- Genre: Game show
- Starring: Simon Hickson Jaz Ampaw-Farr
- Narrated by: Simon Grant
- Theme music composer: Dobs Vye
- No. of episodes: 5

Original release
- Network: CBBC BBC1
- Release: 29 November – 3 December 2004

Related
- Hard Spell

= Hard Spell Abbey =

British children's game show

Hard Spell Abbey is a five-part spelling bee game show produced for CBBC. It was shot entirely on location in Suffolk during 2004. The series was designed to accompany Hard Spell, a family spelling competition for BBC One. Each episode featured games as well as some reality-based filming.
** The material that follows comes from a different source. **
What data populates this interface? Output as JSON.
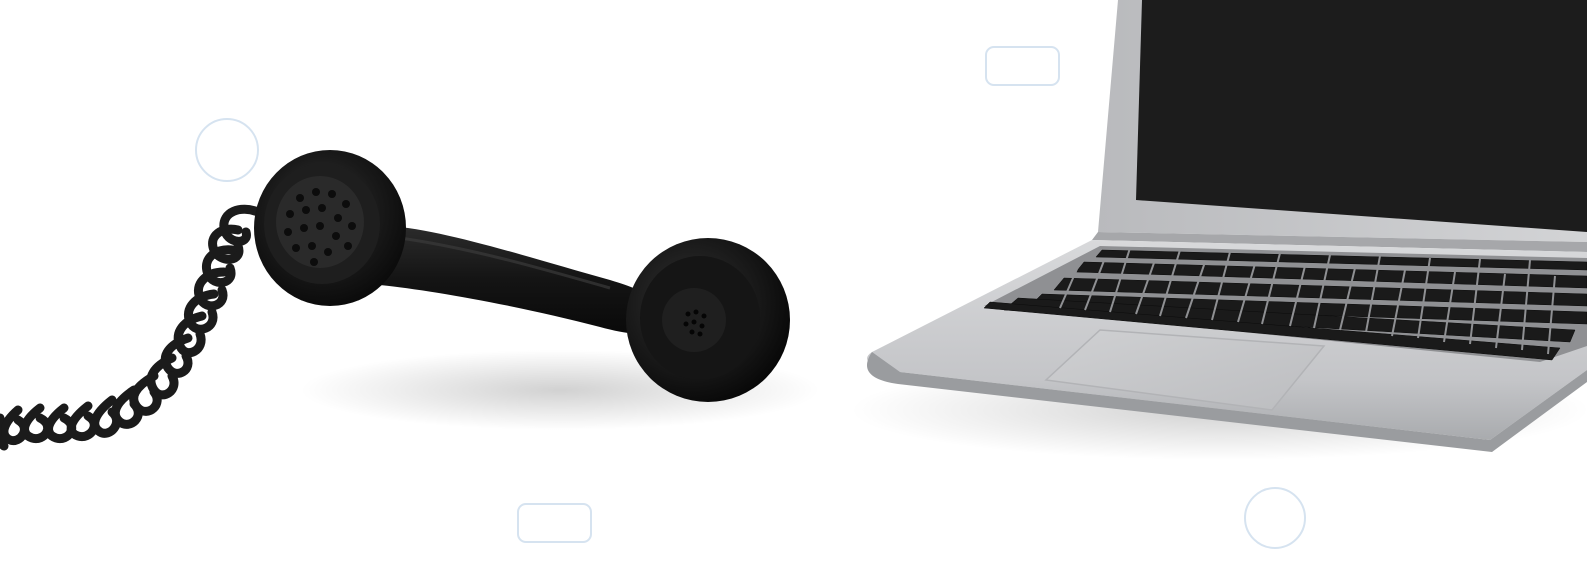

Short comedy cameos from spelling celebrities were included in a popular strand named "Spellebrity Squares". In this rehash of a popular classic, celebrities (including Dermot O'Leary, Dick and Dom, Tracy Beaker, Jonathan Ross, and Dermot Murnaghan) were asked to spell live on camera.

In the show Simon Hickson played Brother Brendan, a slightly mad but likeable monk who lived at the abbey and wanted to be involved with every game. Jaz Ampaw-Farr, international education consultant and TEDx Speaker was the spelling expert who coached the contestants, aided by Brother Brendan to spelling success.